Characterization of cancer-associated fibroblasts (CAFs) by scRNA-seq in H. pylor infection associated GC.

(A) Unbiased clustering of CAF generated 6 clusters. (B–C) Molecular features annotations according to the top ten DEGs (B) and representative genes (C). (D) The pie plot showing the abundance distribution of six CAF subset in HC, non-HpGC, ex-HpGC, and HpGC. (E) The percentage contribution of each CAF cluster in HC, non-HpGC, ex-HpGC, and HpGC. P values were assessed by Student t test. (F) Heatmap showing the enriched signaling pathway among six CAF clusters. (G) The cell type percentage correlation between iCAF and Treg, Angio-TAM, and TREM2+ TAM. (H) Heatmap showing intercellular interaction strength among immune cells and different subsets of CAF. (I) Enriched signaling pathway among suppressive T cell, Angio-TAM, and TREM2+ TAM with iCAF. (J) The relative abundance of iCAF in HpGC and non-HpGC in TCGA STAD dataset. P values were assessed by Wilcoxon test. (K) Kaplan-Meier plot shows that the abundance of iCAF predicts poor prognosis of GC using two public bulk RNA sequencing dataset (left, TCGA; right, ACRG). The abundance of iCAF was used to group samples into high and low groups based on 33th and 67th percentile. The P value of two-sided log-rank test is shown. ACRG: Asian Cancer Research Group.

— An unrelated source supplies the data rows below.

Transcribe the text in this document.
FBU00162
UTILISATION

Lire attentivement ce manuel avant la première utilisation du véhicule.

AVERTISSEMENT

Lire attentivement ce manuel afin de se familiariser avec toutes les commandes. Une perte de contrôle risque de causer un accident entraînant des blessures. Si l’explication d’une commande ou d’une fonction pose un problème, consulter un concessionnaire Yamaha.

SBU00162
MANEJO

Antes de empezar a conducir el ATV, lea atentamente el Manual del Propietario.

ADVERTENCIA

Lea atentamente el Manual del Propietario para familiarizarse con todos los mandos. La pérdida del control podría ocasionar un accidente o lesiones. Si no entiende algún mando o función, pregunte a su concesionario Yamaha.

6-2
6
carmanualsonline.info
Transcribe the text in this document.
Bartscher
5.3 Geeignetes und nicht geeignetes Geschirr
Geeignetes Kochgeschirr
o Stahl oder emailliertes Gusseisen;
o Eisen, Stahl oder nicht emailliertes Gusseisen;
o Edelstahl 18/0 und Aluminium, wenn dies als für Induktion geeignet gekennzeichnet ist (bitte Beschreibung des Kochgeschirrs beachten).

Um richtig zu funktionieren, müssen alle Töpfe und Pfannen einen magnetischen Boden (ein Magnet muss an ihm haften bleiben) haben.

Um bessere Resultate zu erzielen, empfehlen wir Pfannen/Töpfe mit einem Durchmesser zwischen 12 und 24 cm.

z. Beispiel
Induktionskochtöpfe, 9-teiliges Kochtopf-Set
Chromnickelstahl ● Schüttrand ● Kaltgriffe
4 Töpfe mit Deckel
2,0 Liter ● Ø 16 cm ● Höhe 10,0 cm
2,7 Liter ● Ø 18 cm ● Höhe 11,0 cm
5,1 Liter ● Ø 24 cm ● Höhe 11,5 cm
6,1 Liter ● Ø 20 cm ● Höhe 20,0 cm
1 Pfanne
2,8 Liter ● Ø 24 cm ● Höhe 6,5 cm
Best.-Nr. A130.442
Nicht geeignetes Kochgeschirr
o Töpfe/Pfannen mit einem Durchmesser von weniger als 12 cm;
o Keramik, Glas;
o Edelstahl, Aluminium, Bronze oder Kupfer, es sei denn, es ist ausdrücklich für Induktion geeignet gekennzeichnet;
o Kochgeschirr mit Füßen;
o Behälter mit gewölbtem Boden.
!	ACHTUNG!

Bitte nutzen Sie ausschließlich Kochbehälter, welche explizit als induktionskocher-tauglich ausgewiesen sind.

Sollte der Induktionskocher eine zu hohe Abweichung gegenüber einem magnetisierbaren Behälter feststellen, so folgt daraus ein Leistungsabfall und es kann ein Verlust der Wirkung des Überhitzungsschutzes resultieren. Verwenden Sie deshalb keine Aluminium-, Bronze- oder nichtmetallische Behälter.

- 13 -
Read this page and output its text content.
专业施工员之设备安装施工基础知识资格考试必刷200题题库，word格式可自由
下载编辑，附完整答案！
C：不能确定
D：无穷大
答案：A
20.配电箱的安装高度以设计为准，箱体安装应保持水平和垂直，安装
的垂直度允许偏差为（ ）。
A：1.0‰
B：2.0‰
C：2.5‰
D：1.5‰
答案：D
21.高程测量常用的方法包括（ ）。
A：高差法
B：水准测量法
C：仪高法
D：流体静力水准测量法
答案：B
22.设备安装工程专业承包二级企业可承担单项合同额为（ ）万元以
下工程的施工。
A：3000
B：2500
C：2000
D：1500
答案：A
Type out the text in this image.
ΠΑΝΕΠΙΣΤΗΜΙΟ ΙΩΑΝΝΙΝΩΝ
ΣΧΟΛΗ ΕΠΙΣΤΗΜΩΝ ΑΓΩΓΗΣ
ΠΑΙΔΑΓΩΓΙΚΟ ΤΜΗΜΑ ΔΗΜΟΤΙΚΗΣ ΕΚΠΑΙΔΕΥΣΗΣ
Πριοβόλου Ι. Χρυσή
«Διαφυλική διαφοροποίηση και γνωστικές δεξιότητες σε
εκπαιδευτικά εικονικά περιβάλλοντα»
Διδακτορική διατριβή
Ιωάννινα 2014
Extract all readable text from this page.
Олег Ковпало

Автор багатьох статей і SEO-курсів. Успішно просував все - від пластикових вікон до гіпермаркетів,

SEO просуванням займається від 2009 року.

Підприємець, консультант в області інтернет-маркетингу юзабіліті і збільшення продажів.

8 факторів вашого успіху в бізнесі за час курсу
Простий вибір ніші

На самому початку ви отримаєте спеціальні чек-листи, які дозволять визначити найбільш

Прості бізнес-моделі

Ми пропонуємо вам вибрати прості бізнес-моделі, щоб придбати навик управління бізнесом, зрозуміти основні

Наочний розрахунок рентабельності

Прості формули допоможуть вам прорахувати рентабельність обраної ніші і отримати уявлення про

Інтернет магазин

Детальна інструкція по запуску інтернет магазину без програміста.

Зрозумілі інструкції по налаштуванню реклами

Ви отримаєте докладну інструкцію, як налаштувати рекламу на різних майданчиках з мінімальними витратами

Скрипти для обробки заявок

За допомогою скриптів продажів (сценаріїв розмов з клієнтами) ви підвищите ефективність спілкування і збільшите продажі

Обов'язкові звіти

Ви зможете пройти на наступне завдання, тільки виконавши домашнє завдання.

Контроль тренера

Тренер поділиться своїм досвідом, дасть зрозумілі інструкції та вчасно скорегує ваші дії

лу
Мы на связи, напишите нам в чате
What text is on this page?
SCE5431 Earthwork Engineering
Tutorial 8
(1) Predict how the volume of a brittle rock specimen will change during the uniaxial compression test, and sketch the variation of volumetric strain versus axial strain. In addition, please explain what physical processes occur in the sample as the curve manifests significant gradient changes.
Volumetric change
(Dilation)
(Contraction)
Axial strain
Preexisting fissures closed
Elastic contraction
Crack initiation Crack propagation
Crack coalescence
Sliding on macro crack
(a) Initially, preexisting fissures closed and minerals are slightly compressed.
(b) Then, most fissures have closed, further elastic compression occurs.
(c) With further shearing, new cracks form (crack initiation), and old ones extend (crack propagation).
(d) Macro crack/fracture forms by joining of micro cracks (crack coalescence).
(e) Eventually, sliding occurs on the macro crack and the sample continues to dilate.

Single cell TME composition associated with GC immunotherapy outcome.

(A) GSEA plot showing the enrichment of iCAF, CD8_MKI67, Angio-TAM, and CD8_CXCL13 in anti-PD1 responsive or non-responsive GC. NES, normalized enrichment score. (B–C) Bar chart showing the cell subtypes relative abundance, the immune signature, angiogenesis signature derived from scRNA-seq predicted GC immunotherapy outcome, progression-free survival (B), and overall survival (C). (D) Heatmap showing the expression of immune and angiogenesis signature derived from scRNA-seq in immunotherapy responsive and non-responsive GC. (E) Violin plot showing the expression of immune signature and angiogenesis signature in immunotherapy responsive and non-responsive GC. The P value of Wilcoxon test is shown. (F) A model for evaluating the GC immunotherapy sensitivity and specificity using the immune signature and angiogenesis signature derived from scRNA-seq. (G) The Kaplan-Meier plot showing the immune signature and angiogenesis signature could efficiently predict prognosis of GC anti-PD-1 therapy. The P value of two-sided log-rank test is shown.